With the release of the Nokia Astound, the Finnish mobile phone manufacturer is attempting to push Symbian, an internationally-used open software architecture, to a wider user base. By adjusting the price point of the device to fit a significantly more casual market, and including the typical features of today’s smartphones, the Astound appears to be an extremely tempting offer. Exclusive to T-Mobile, Nokia plans on selling 150 million Symbian devices in the United States before finally shutting the operating system down in favour of Microsoft’s Windows Phone 7.Make no mistake about the Nokia Astound – this is simply a C7 in every way except for the T-Mobile branding on the bottom of the device and a slight software upgrade. Announced during CTIA in Orlando, it boasts a 3.5 inch AMOLED display, two cameras, and a sleek stainless-steel design. Will the device deliver an experience that puts forth Symbian in the best light possible? Let’s dive into the nitty-gritty and find out.
- Beautiful form factor complemented by an incredible build quality
- Relatively low price
- Ovi Maps
- Symbian 3.1’s inefficient use of processing power
- Both the front-facing and back-facing cameras
- The keyboard lacks Swype support in portrait mode
Website: T-Mobile’s Web Portal
Suggested Retail Price: $79.99
Hardware Design: Aesthetic Appeal and Raw Power
Uniquely crafted and beautifully designed, the device is forged from a blend of stainless-steel and plastic. It is razor thin and has a solid- build quality. It certainly does not feel like the Astound costs $80, but rather $200, which is one of the main selling points of the device.
Though the device sports an 8 megapixel camera with dual LED flash, it does not deliver in terms of picture quality. This is largely due to the fact that the camera does not have auto-focus capabilities. If there are colours in the picture that are polar opposites, the lighter one will be washed out. The front-facing camera works well enough for video chatting purposes, but fails to offer up an additional incentive for use beyond that.

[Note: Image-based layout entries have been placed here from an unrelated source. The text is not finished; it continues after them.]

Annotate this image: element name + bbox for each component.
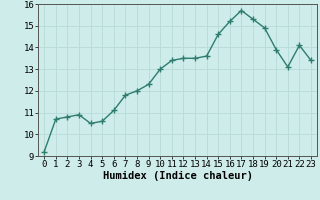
- X-axis label: Humidex (Indice chaleur): Humidex (Indice chaleur): [103, 171, 252, 181]
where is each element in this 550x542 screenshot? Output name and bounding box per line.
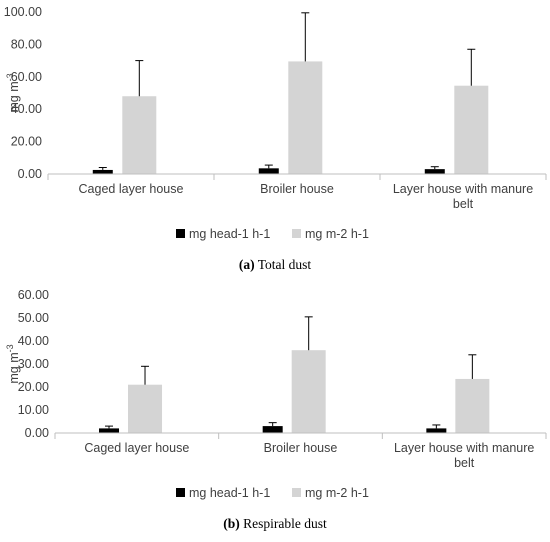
bar-head-1 [99, 428, 120, 433]
legend-swatch [176, 488, 185, 497]
y-axis-label: mg m-3 [5, 344, 21, 383]
y-axis-label: mg m-3 [5, 73, 21, 112]
bar-head-2 [258, 168, 279, 174]
category-label: Broiler house [264, 441, 338, 455]
bar-head-3 [424, 169, 445, 174]
y-tick-label: 0.00 [18, 167, 42, 181]
legend-label: mg m-2 h-1 [305, 227, 369, 241]
legend-label: mg head-1 h-1 [189, 486, 270, 500]
bar-head-1 [92, 169, 113, 174]
y-tick-label: 0.00 [25, 426, 49, 440]
category-label: Caged layer house [84, 441, 189, 455]
y-tick-label: 100.00 [4, 5, 42, 19]
y-tick-label: 60.00 [18, 288, 49, 302]
chart-panel-1: 0.00 20.00 40.00 60.00 80.00 100.00 mg m-3 Cage… [4, 5, 547, 272]
y-tick-label: 40.00 [11, 102, 42, 116]
category-label: belt [454, 456, 475, 470]
bar-area-1 [122, 96, 157, 174]
y-axis-label-exponent: -3 [5, 344, 15, 352]
y-tick-label: 80.00 [11, 37, 42, 51]
y-tick-label: 40.00 [18, 334, 49, 348]
caption-text: Respirable dust [240, 516, 327, 531]
y-tick-label: 20.00 [11, 135, 42, 149]
category-label: belt [453, 197, 474, 211]
legend-swatch [292, 229, 301, 238]
bar-area-3 [455, 378, 490, 433]
category-label: Caged layer house [79, 182, 184, 196]
legend-label: mg head-1 h-1 [189, 227, 270, 241]
bar-area-3 [454, 85, 489, 174]
legend-swatch [292, 488, 301, 497]
caption-text: Total dust [255, 257, 312, 272]
legend-label: mg m-2 h-1 [305, 486, 369, 500]
bar-head-2 [262, 426, 283, 433]
caption-letter: (a) [239, 257, 255, 272]
bar-area-2 [288, 61, 323, 174]
chart-panel-2: 0.00 10.00 20.00 30.00 40.00 50.00 60.00 mg m-3… [5, 288, 547, 531]
figure-caption: (a) Total dust [239, 257, 312, 272]
bar-area-2 [291, 350, 326, 433]
y-tick-label: 30.00 [18, 357, 49, 371]
category-label: Broiler house [260, 182, 334, 196]
y-tick-label: 10.00 [18, 403, 49, 417]
y-axis-label-exponent: -3 [5, 73, 15, 81]
bar-area-1 [128, 384, 163, 433]
bar-head-3 [426, 428, 447, 433]
y-tick-label: 60.00 [11, 70, 42, 84]
category-label: Layer house with manure [393, 182, 533, 196]
category-label: Layer house with manure [394, 441, 534, 455]
y-tick-label: 20.00 [18, 380, 49, 394]
y-tick-label: 50.00 [18, 311, 49, 325]
legend-swatch [176, 229, 185, 238]
caption-letter: (b) [223, 516, 240, 531]
figure-caption: (b) Respirable dust [223, 516, 327, 531]
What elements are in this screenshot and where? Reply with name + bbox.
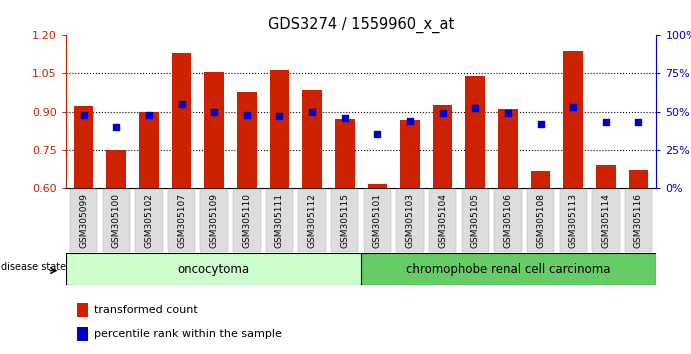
Text: chromophobe renal cell carcinoma: chromophobe renal cell carcinoma (406, 263, 611, 275)
Bar (205, 72, 224, 188)
Bar (106, 149, 126, 188)
Bar (361, 253, 656, 285)
Text: GSM305103: GSM305103 (406, 193, 415, 248)
Point (78, 112, 89, 118)
FancyBboxPatch shape (200, 189, 228, 252)
Bar (433, 105, 453, 188)
Text: GSM305110: GSM305110 (243, 193, 252, 248)
Bar (335, 119, 354, 188)
Bar (302, 90, 322, 188)
Text: GSM305105: GSM305105 (471, 193, 480, 248)
Point (307, 109, 318, 114)
Bar (74, 107, 93, 188)
Point (143, 112, 154, 118)
Point (339, 115, 350, 120)
FancyBboxPatch shape (70, 189, 97, 252)
Text: disease state: disease state (1, 262, 66, 273)
FancyBboxPatch shape (299, 189, 325, 252)
Point (535, 121, 546, 126)
Text: percentile rank within the sample: percentile rank within the sample (94, 329, 282, 339)
Text: GSM305114: GSM305114 (601, 193, 610, 248)
Bar (237, 92, 256, 188)
FancyBboxPatch shape (233, 189, 261, 252)
Bar (139, 112, 159, 188)
Bar (77, 327, 88, 341)
FancyBboxPatch shape (462, 189, 489, 252)
FancyBboxPatch shape (135, 189, 162, 252)
Point (633, 119, 644, 125)
Text: GSM305111: GSM305111 (275, 193, 284, 248)
Bar (629, 170, 648, 188)
Bar (77, 303, 88, 317)
Bar (269, 70, 290, 188)
Point (600, 119, 612, 125)
Text: GSM305116: GSM305116 (634, 193, 643, 248)
Point (568, 104, 579, 110)
FancyBboxPatch shape (331, 189, 359, 252)
Bar (531, 171, 550, 188)
Text: GSM305101: GSM305101 (373, 193, 382, 248)
Title: GDS3274 / 1559960_x_at: GDS3274 / 1559960_x_at (268, 16, 454, 33)
Point (404, 118, 415, 124)
Point (209, 109, 220, 114)
Bar (400, 120, 420, 188)
FancyBboxPatch shape (266, 189, 293, 252)
Text: GSM305102: GSM305102 (144, 193, 153, 248)
FancyBboxPatch shape (494, 189, 522, 252)
Text: oncocytoma: oncocytoma (178, 263, 249, 275)
Text: GSM305104: GSM305104 (438, 193, 447, 248)
Bar (368, 184, 387, 188)
Text: GSM305099: GSM305099 (79, 193, 88, 248)
Text: GSM305100: GSM305100 (112, 193, 121, 248)
Text: GSM305108: GSM305108 (536, 193, 545, 248)
Point (470, 105, 481, 111)
FancyBboxPatch shape (397, 189, 424, 252)
FancyBboxPatch shape (527, 189, 554, 252)
Bar (563, 51, 583, 188)
Bar (66, 253, 361, 285)
Bar (466, 76, 485, 188)
Point (437, 110, 448, 116)
Point (502, 110, 513, 116)
Text: GSM305115: GSM305115 (340, 193, 349, 248)
FancyBboxPatch shape (592, 189, 620, 252)
Text: GSM305112: GSM305112 (307, 193, 316, 248)
FancyBboxPatch shape (363, 189, 391, 252)
Text: GSM305106: GSM305106 (504, 193, 513, 248)
FancyBboxPatch shape (625, 189, 652, 252)
FancyBboxPatch shape (168, 189, 196, 252)
Text: GSM305113: GSM305113 (569, 193, 578, 248)
Text: transformed count: transformed count (94, 305, 198, 315)
FancyBboxPatch shape (102, 189, 130, 252)
Point (241, 112, 252, 118)
Bar (498, 109, 518, 188)
Point (176, 101, 187, 107)
Point (372, 132, 383, 137)
Text: GSM305109: GSM305109 (209, 193, 218, 248)
FancyBboxPatch shape (429, 189, 456, 252)
Text: GSM305107: GSM305107 (177, 193, 186, 248)
Point (111, 124, 122, 130)
Bar (596, 165, 616, 188)
FancyBboxPatch shape (560, 189, 587, 252)
Bar (172, 53, 191, 188)
Point (274, 113, 285, 119)
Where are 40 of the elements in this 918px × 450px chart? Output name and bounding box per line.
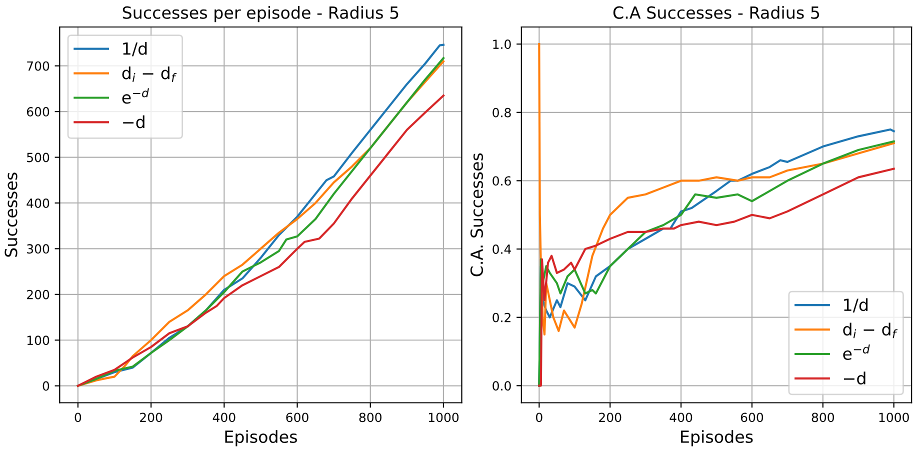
x-axis-title: Episodes xyxy=(681,430,753,446)
y-tick-label: 200 xyxy=(27,290,50,300)
x-tick-label: 600 xyxy=(286,412,308,422)
y-tick-label: 300 xyxy=(27,244,50,254)
x-tick-label: 1000 xyxy=(879,412,909,422)
y-tick-label: 0.6 xyxy=(492,176,511,186)
legend-label: −d xyxy=(844,372,866,385)
x-tick-label: 0 xyxy=(536,412,542,422)
y-tick-label: 0.8 xyxy=(492,108,511,118)
y-tick-label: 0.2 xyxy=(492,312,510,322)
x-tick-label: 800 xyxy=(359,412,382,422)
y-tick-label: 0.4 xyxy=(492,244,511,254)
x-tick-label: 600 xyxy=(740,412,764,422)
y-tick-label: 700 xyxy=(27,61,50,71)
legend-label: e$^{−d}$ xyxy=(122,88,149,104)
y-tick-label: 500 xyxy=(27,152,50,162)
x-tick-label: 0 xyxy=(74,412,82,422)
y-tick-label: 0.0 xyxy=(492,381,511,391)
x-tick-label: 400 xyxy=(212,412,236,422)
x-tick-label: 200 xyxy=(140,412,162,422)
y-tick-label: 100 xyxy=(27,336,50,346)
y-tick-label: 1.0 xyxy=(493,40,511,50)
chart-title: C.A Successes - Radius 5 xyxy=(613,6,820,19)
chart-title: Successes per episode - Radius 5 xyxy=(122,6,398,22)
legend-label: −d xyxy=(123,115,144,128)
y-axis-title: Successes xyxy=(4,172,18,257)
x-tick-label: 400 xyxy=(670,412,692,422)
legend-label: 1/d xyxy=(123,42,147,56)
x-axis-title: Episodes xyxy=(225,430,297,446)
y-tick-label: 0 xyxy=(42,381,50,391)
y-tick-label: 400 xyxy=(26,198,50,208)
y-axis-title: C.A. Successes xyxy=(470,153,484,276)
x-tick-label: 200 xyxy=(599,412,622,422)
y-tick-label: 600 xyxy=(26,107,50,116)
legend-label: d$_{i}$ − d$_{f}$ xyxy=(843,322,898,338)
legend-label: d$_{i}$ − d$_{f}$ xyxy=(122,66,177,82)
x-tick-label: 1000 xyxy=(428,412,459,422)
x-tick-label: 800 xyxy=(812,412,834,422)
legend-label: 1/d xyxy=(844,298,868,312)
legend-label: e$^{−d}$ xyxy=(843,344,870,360)
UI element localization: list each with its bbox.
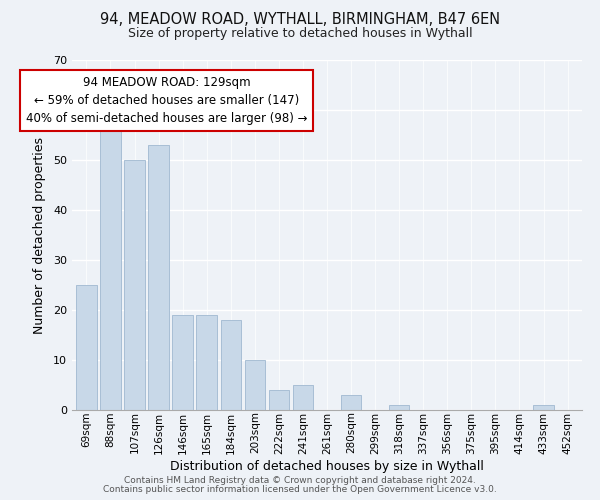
Text: Contains public sector information licensed under the Open Government Licence v3: Contains public sector information licen… <box>103 485 497 494</box>
Bar <box>269 390 289 410</box>
Text: 94, MEADOW ROAD, WYTHALL, BIRMINGHAM, B47 6EN: 94, MEADOW ROAD, WYTHALL, BIRMINGHAM, B4… <box>100 12 500 28</box>
Text: Contains HM Land Registry data © Crown copyright and database right 2024.: Contains HM Land Registry data © Crown c… <box>124 476 476 485</box>
Bar <box>124 160 145 410</box>
Bar <box>196 315 217 410</box>
X-axis label: Distribution of detached houses by size in Wythall: Distribution of detached houses by size … <box>170 460 484 473</box>
Bar <box>76 285 97 410</box>
Bar <box>341 395 361 410</box>
Bar <box>221 320 241 410</box>
Bar <box>245 360 265 410</box>
Bar <box>293 385 313 410</box>
Text: 94 MEADOW ROAD: 129sqm
← 59% of detached houses are smaller (147)
40% of semi-de: 94 MEADOW ROAD: 129sqm ← 59% of detached… <box>26 76 307 125</box>
Bar <box>148 145 169 410</box>
Bar <box>389 405 409 410</box>
Bar <box>533 405 554 410</box>
Bar <box>100 120 121 410</box>
Y-axis label: Number of detached properties: Number of detached properties <box>33 136 46 334</box>
Bar <box>172 315 193 410</box>
Text: Size of property relative to detached houses in Wythall: Size of property relative to detached ho… <box>128 28 472 40</box>
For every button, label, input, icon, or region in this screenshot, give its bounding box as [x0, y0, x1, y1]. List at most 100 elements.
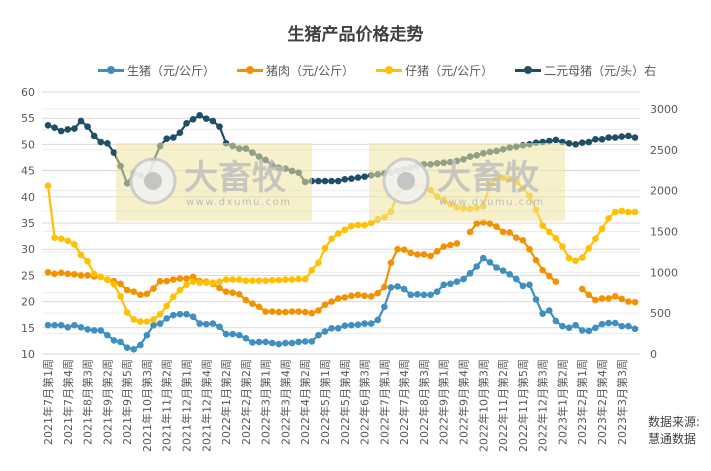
data-point-1: [301, 308, 309, 316]
data-point-0: [110, 337, 118, 344]
data-point-0: [605, 319, 612, 327]
data-point-3: [104, 140, 111, 147]
data-point-0: [592, 324, 599, 332]
data-point-2: [170, 293, 177, 301]
data-point-2: [341, 226, 349, 234]
data-point-0: [235, 331, 243, 339]
data-point-1: [512, 234, 520, 241]
y-left-tick-label: 20: [21, 296, 35, 309]
data-point-0: [453, 278, 461, 285]
data-point-1: [545, 272, 553, 280]
data-point-2: [592, 235, 599, 243]
data-point-1: [130, 288, 138, 295]
data-point-0: [104, 331, 111, 339]
data-point-0: [77, 323, 85, 331]
data-point-0: [209, 320, 217, 327]
legend-marker: [237, 66, 264, 74]
data-point-0: [321, 328, 329, 335]
data-point-2: [51, 234, 58, 241]
data-point-2: [361, 221, 368, 229]
data-point-2: [176, 286, 184, 294]
legend-label: 仔猪（元/公斤）: [405, 64, 494, 78]
x-tick-label: 2022年9月第4周: [457, 359, 471, 445]
data-point-2: [150, 316, 157, 323]
data-point-0: [255, 338, 263, 346]
x-tick-label: 2023年2月第1周: [575, 359, 589, 445]
data-point-1: [618, 295, 626, 303]
x-tick-label: 2022年6月第3周: [358, 359, 372, 445]
data-point-3: [315, 177, 322, 185]
data-point-2: [578, 254, 586, 261]
data-point-2: [235, 276, 243, 283]
data-source-note: 数据来源: 慧通数据: [648, 414, 700, 448]
data-point-3: [565, 140, 573, 147]
data-point-2: [137, 318, 144, 325]
data-point-1: [216, 284, 223, 292]
data-point-0: [473, 263, 481, 270]
data-point-2: [110, 281, 118, 288]
data-point-3: [57, 127, 65, 135]
data-point-0: [420, 291, 428, 299]
data-point-0: [618, 322, 626, 330]
data-point-2: [130, 316, 138, 323]
data-point-2: [229, 276, 236, 283]
y-left-tick-label: 10: [21, 348, 35, 361]
data-point-0: [51, 321, 58, 329]
data-point-2: [268, 276, 276, 284]
data-point-2: [301, 275, 309, 283]
data-point-0: [156, 320, 164, 327]
data-point-3: [77, 117, 85, 125]
y-left-tick-label: 30: [21, 243, 35, 256]
data-point-2: [57, 235, 65, 243]
data-point-0: [480, 254, 487, 262]
data-point-1: [189, 273, 197, 281]
data-point-2: [625, 208, 632, 216]
data-point-1: [235, 290, 243, 298]
x-tick-label: 2022年4月第2周: [298, 359, 312, 445]
data-point-2: [539, 222, 546, 229]
x-tick-label: 2022年11月第2周: [496, 359, 510, 452]
data-point-0: [585, 327, 593, 335]
x-tick-label: 2022年12月第3周: [536, 359, 550, 452]
data-point-0: [493, 264, 500, 271]
data-point-0: [189, 313, 197, 321]
legend-marker: [98, 66, 124, 74]
data-point-1: [519, 236, 527, 244]
data-point-1: [400, 246, 408, 254]
data-point-0: [539, 310, 546, 317]
data-point-0: [499, 267, 507, 274]
data-point-1: [84, 272, 91, 279]
data-point-2: [249, 277, 256, 284]
x-tick-label: 2022年9月第1周: [437, 359, 451, 445]
data-point-3: [348, 175, 355, 182]
data-point-2: [77, 251, 85, 259]
data-point-0: [71, 321, 78, 329]
data-point-1: [473, 220, 481, 227]
data-point-3: [585, 138, 593, 146]
data-point-1: [361, 292, 368, 300]
y-left-tick-label: 50: [21, 138, 35, 151]
y-left-tick-label: 15: [21, 322, 35, 335]
data-point-0: [381, 303, 388, 311]
x-tick-label: 2022年8月第3周: [417, 359, 431, 445]
data-point-3: [196, 111, 203, 119]
x-tick-label: 2021年8月第3周: [81, 359, 95, 445]
data-point-3: [84, 123, 91, 130]
y-right-tick-label: 0: [650, 348, 657, 361]
data-point-0: [176, 310, 184, 318]
data-point-0: [631, 325, 639, 333]
x-tick-label: 2021年9月第5周: [120, 359, 134, 445]
x-tick-label: 2021年10月第3周: [140, 359, 154, 452]
x-tick-label: 2022年10月第3周: [476, 359, 490, 452]
data-point-1: [143, 290, 151, 298]
data-point-1: [170, 276, 177, 283]
data-point-2: [242, 277, 250, 284]
data-point-2: [545, 228, 553, 236]
legend-marker: [515, 66, 542, 74]
data-point-0: [625, 322, 632, 330]
legend-dot-icon: [246, 66, 255, 74]
data-point-3: [97, 138, 105, 146]
y-right-tick-label: 500: [650, 307, 671, 320]
x-tick-label: 2021年7月第1周: [41, 359, 55, 445]
data-point-3: [605, 134, 612, 141]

Unfortunately, Nokia’s claims of incredible performance and speed on this particular handset are a bit untrue. Within the first few hours of playing around with the Astound, the device was flustered innumerable times. This was likely caused by the amount of RAM on-board, approximately 256 MB. Though the software architecture supports the multitasking capabilities, the Astound’s hardware is unable to keep up.
Symbian is a relatively modern architecture and has been massively popular on a global scale, holding a 50 per cent market share. Nokia is hoping to push its operating system to a larger audience. However, there are certain aspects of its software apparatus that are obvious pains.
Nokia’s latest creation further innovates on the company’s Ovi architecture, which is essentially Symbian’s skeleton, providing an overarching structure. Coming preloaded with Ovi Maps, one gets free turn-by-turn navigation in more than 100 countries in 46 available languages. There is also an integrated social apparatus that slams your Twitter feed and Facebook feed together, giving a quick and easy interface to view your social networks.
One gripe that one will find with using Symbian 3.1 on a regular basis is the multitasking, which is truly app switching. After opening two applications, the device will begin to hiccup and eventually completely freeze, rendering the Astound useless for some time.
As mentioned earlier, the speed of the device was especially dwarfed during web browsing. This is largely due to the inefficient use of the Astound’s processing power. On both T-Mobile’s cellular network and my local Wi-Fi, I could not help but cringe at the constant checkerboard patterns that would appear on screen. Pages that typically behave appropriately on other mobile browsers become jumbled within the phone’s convoluted Internet portal, which is both frustrating and unproductive.
While this could be attributed to the lack of a dual-core processor, one may be interested to learn that browsers can efficiently run on single-core devices. An example of this would be the iPhone 4, which is powered by Apple’s A4 chip. The browsing performance directly correlates with the software’s integration with the processor that it runs on, and this is where the Astound runs into a problem. With a chip developed by ARM and an operating system produced by Nokia, the two aspects of the device fail to mesh in a coherent, accurate manner.
Considering the fact that nearly half of the smartphones in the world run on Symbian, there is also a great deal of developer support embodied in an app store that offers such favourites as Angry Birds and Fruit Ninja. Games run smoothly when left uninterrupted by other tasks, and the graphics are certainly bearable for short mobile use, though there is a noticeable lack of “flagship” applications that are exclusive to Symbian.
By no means is the Astound a horrible phone. It runs well enough for the amount that it costs and the operating system is modern and quick. It is sleek and stylish, definitely tailored for a younger audience. Inputting text is difficult on the device, but Swype technology in landscape orientation makes it much easier. Web pages do not load very fast, and the processor has a difficult time dealing with many tasks at once.
If you are looking for an affordable device that is able to perform some of the functions that high-end smartphones offer, then the Astound is certainly meant for you. While it may lack some of the stability of higher-end handsets, it is a fantastic value for its price range.